Reputation: 201
I'm in my first semester of studies and as a part of my comp. science assignment I have to implement a simple hash map using vectors, but I have some problems understanding the concept.
First of all I have to implement a hash function. To avoid collisions I thought it would be better to use double hashing, as follows:
do {
h = (k % m + j*(1+(k % (m-2)));
j++;
} while ( j % m != 0 );
where h is the hash to be returned, k is the key and m is the size of hash_map (and a prime number; they are all of type int).
This was easy, but then I need to be able to insert or remove a pair of key and the corresponding value in the map.
The signature of the two functions should be bool, so I have to return either true or flase, and I'm guessing that I should return true when there is no element at position h in the vector. (But I have no idea why remove should be bool as well).
My problem is what to do when the insert function returns false (i.e. when there is already a key-value pair saved on position h - I implemented this as a function named find).

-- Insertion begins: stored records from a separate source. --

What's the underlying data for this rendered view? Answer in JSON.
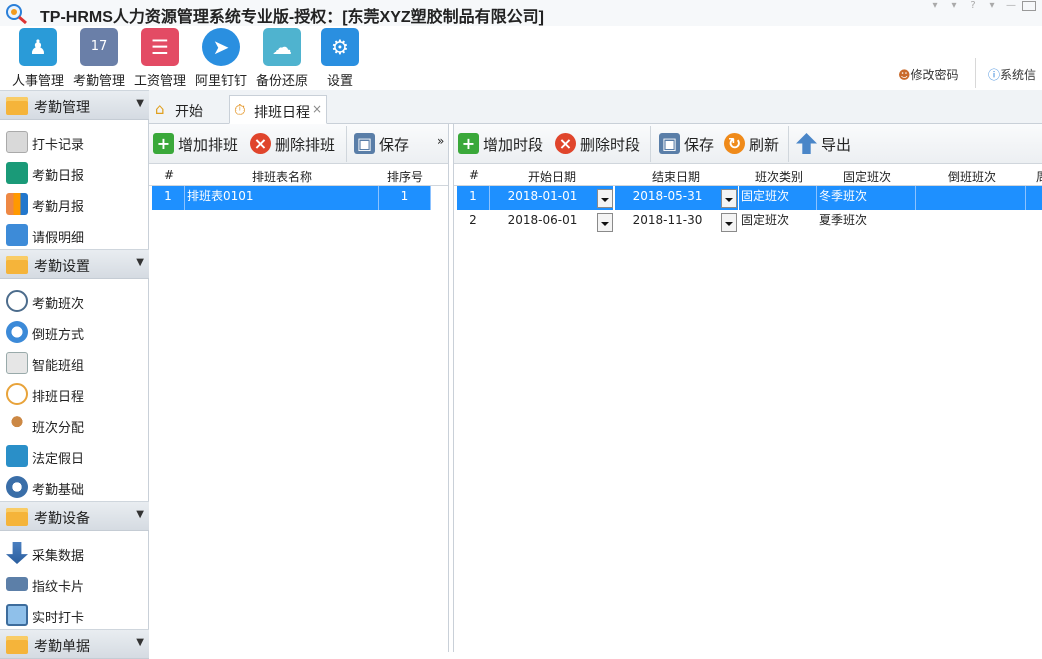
{
  "app": {
    "title": "TP-HRMS人力资源管理系统专业版-授权：[东莞XYZ塑胶制品有限公司]"
  },
  "toolbar": {
    "items": [
      {
        "label": "人事管理",
        "icon": "people-icon",
        "color": "#2a9bd8"
      },
      {
        "label": "考勤管理",
        "icon": "calendar-icon",
        "color": "#6a7fa8"
      },
      {
        "label": "工资管理",
        "icon": "payroll-icon",
        "color": "#e34b64"
      },
      {
        "label": "阿里钉钉",
        "icon": "dingtalk-icon",
        "color": "#2a8fe0"
      },
      {
        "label": "备份还原",
        "icon": "cloud-icon",
        "color": "#4fb3cf"
      },
      {
        "label": "设置",
        "icon": "gear-icon",
        "color": "#2a8fe0"
      }
    ],
    "change_password": "修改密码",
    "system_info": "系统信"
  },
  "sidebar": {
    "groups": [
      {
        "label": "考勤管理",
        "items": [
          {
            "label": "打卡记录",
            "icon": "punch-record-icon"
          },
          {
            "label": "考勤日报",
            "icon": "daily-report-icon"
          },
          {
            "label": "考勤月报",
            "icon": "monthly-report-icon"
          },
          {
            "label": "请假明细",
            "icon": "leave-icon"
          }
        ]
      },
      {
        "label": "考勤设置",
        "items": [
          {
            "label": "考勤班次",
            "icon": "clock-icon"
          },
          {
            "label": "倒班方式",
            "icon": "rotation-icon"
          },
          {
            "label": "智能班组",
            "icon": "smart-group-icon"
          },
          {
            "label": "排班日程",
            "icon": "stopwatch-icon"
          },
          {
            "label": "班次分配",
            "icon": "assign-icon"
          },
          {
            "label": "法定假日",
            "icon": "holiday-icon"
          },
          {
            "label": "考勤基础",
            "icon": "gear-icon"
          }
        ]
      },
      {
        "label": "考勤设备",
        "items": [
          {
            "label": "采集数据",
            "icon": "download-arrow-icon"
          },
          {
            "label": "指纹卡片",
            "icon": "card-icon"
          },
          {
            "label": "实时打卡",
            "icon": "monitor-icon"
          }
        ]
      },
      {
        "label": "考勤单据",
        "items": []
      }
    ]
  },
  "tabs": [
    {
      "label": "开始",
      "icon": "home-icon"
    },
    {
      "label": "排班日程",
      "icon": "stopwatch-icon",
      "close": "×"
    }
  ],
  "left_pane": {
    "toolbar": {
      "add": "增加排班",
      "delete": "删除排班",
      "save": "保存",
      "more": "»"
    },
    "columns": [
      "#",
      "排班表名称",
      "排序号"
    ],
    "rows": [
      {
        "num": "1",
        "name": "排班表0101",
        "order": "1"
      }
    ]
  },
  "right_pane": {
    "toolbar": {
      "add": "增加时段",
      "delete": "删除时段",
      "save": "保存",
      "refresh": "刷新",
      "export": "导出"
    },
    "columns": [
      "#",
      "开始日期",
      "结束日期",
      "班次类别",
      "固定班次",
      "倒班班次",
      "周"
    ],
    "rows": [
      {
        "num": "1",
        "start": "2018-01-01",
        "end": "2018-05-31",
        "type": "固定班次",
        "fixed": "冬季班次",
        "rotate": ""
      },
      {
        "num": "2",
        "start": "2018-06-01",
        "end": "2018-11-30",
        "type": "固定班次",
        "fixed": "夏季班次",
        "rotate": ""
      }
    ]
  }
}
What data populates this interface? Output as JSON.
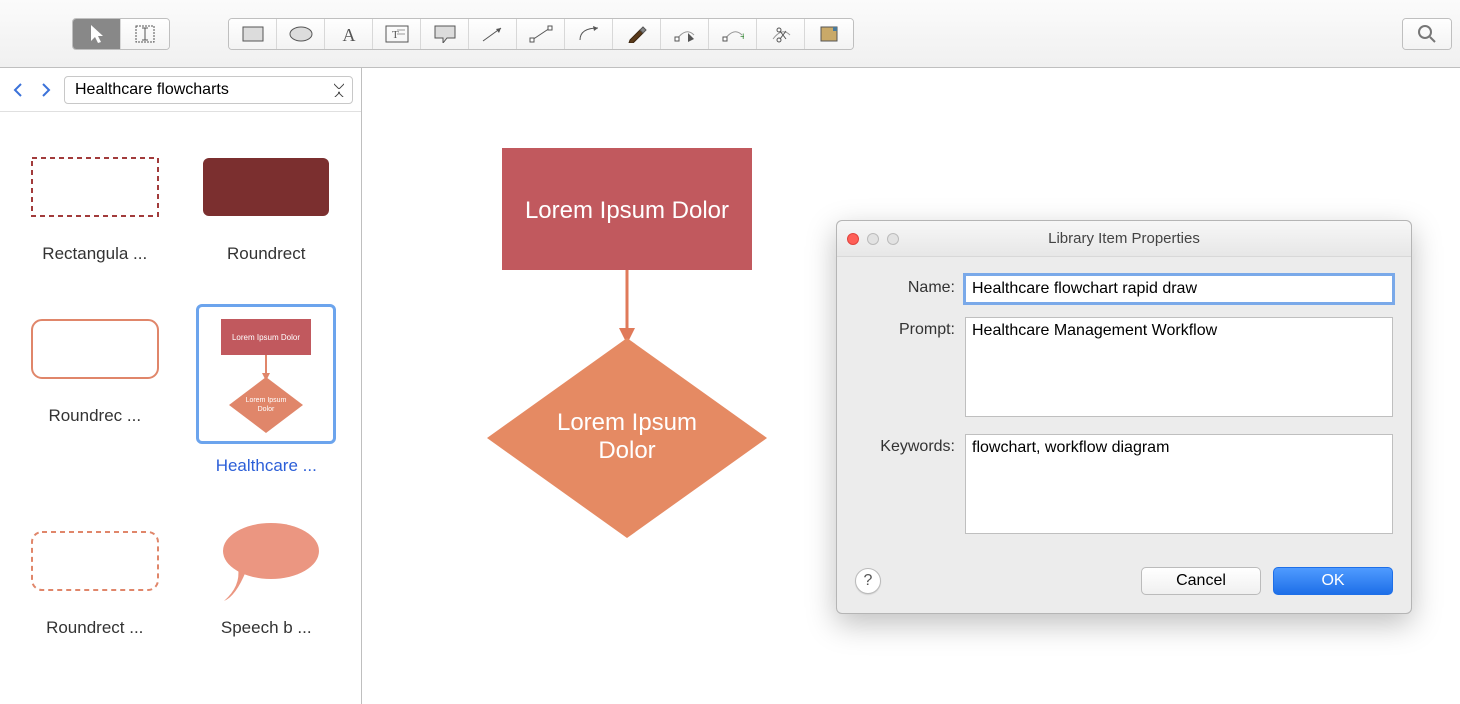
{
  "toolbar": {
    "tools": [
      {
        "name": "pointer-tool",
        "icon": "pointer"
      },
      {
        "name": "text-tool",
        "icon": "text-cursor"
      }
    ],
    "shapes": [
      {
        "name": "rectangle-shape",
        "icon": "rect"
      },
      {
        "name": "ellipse-shape",
        "icon": "ellipse"
      },
      {
        "name": "text-shape",
        "icon": "letter-a"
      },
      {
        "name": "textbox-shape",
        "icon": "textbox"
      },
      {
        "name": "callout-shape",
        "icon": "callout"
      },
      {
        "name": "arrow-tool",
        "icon": "arrow"
      },
      {
        "name": "line-tool",
        "icon": "line"
      },
      {
        "name": "curve-tool",
        "icon": "curve"
      },
      {
        "name": "pen-tool",
        "icon": "pen"
      },
      {
        "name": "edit-points-tool",
        "icon": "edit-points"
      },
      {
        "name": "add-point-tool",
        "icon": "add-point"
      },
      {
        "name": "scissors-tool",
        "icon": "scissors"
      },
      {
        "name": "swatch-tool",
        "icon": "swatch"
      }
    ],
    "search": {
      "name": "search-button"
    }
  },
  "sidebar": {
    "library_name": "Healthcare flowcharts",
    "items": [
      {
        "label": "Rectangula ...",
        "name": "shape-rectangular"
      },
      {
        "label": "Roundrect",
        "name": "shape-roundrect"
      },
      {
        "label": "Roundrec ...",
        "name": "shape-roundrec-outline"
      },
      {
        "label": "Healthcare  ...",
        "name": "shape-healthcare",
        "selected": true
      },
      {
        "label": "Roundrect ...",
        "name": "shape-roundrect-dashed"
      },
      {
        "label": "Speech b ...",
        "name": "shape-speech-bubble"
      }
    ]
  },
  "canvas": {
    "box_label": "Lorem Ipsum Dolor",
    "diamond_label_line1": "Lorem Ipsum",
    "diamond_label_line2": "Dolor"
  },
  "dialog": {
    "title": "Library Item Properties",
    "labels": {
      "name": "Name:",
      "prompt": "Prompt:",
      "keywords": "Keywords:"
    },
    "values": {
      "name": "Healthcare flowchart rapid draw",
      "prompt": "Healthcare Management Workflow",
      "keywords": "flowchart, workflow diagram"
    },
    "buttons": {
      "help": "?",
      "cancel": "Cancel",
      "ok": "OK"
    }
  },
  "preview_text": "Lorem Ipsum Dolor"
}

I could obviously move it to the next free place by simply increasing j, but then the hash calculated by my hash function wouldn't tell us anymore at which place a certain key is saved, causing wrong behaviour of remove function.
Is there any good example online, that doesn't use the pre defined STD methods? (My Google behaves wierdly in the past few days and only reutrns me unuseful hits in the local language)
Upvotes: 2
Views: 2486
Reputation: 587
I've been told to move my comment to an answer so here it is. I am presuming your get method takes the value you are looking for an argument.
so what we are going to do is a process called linear probing.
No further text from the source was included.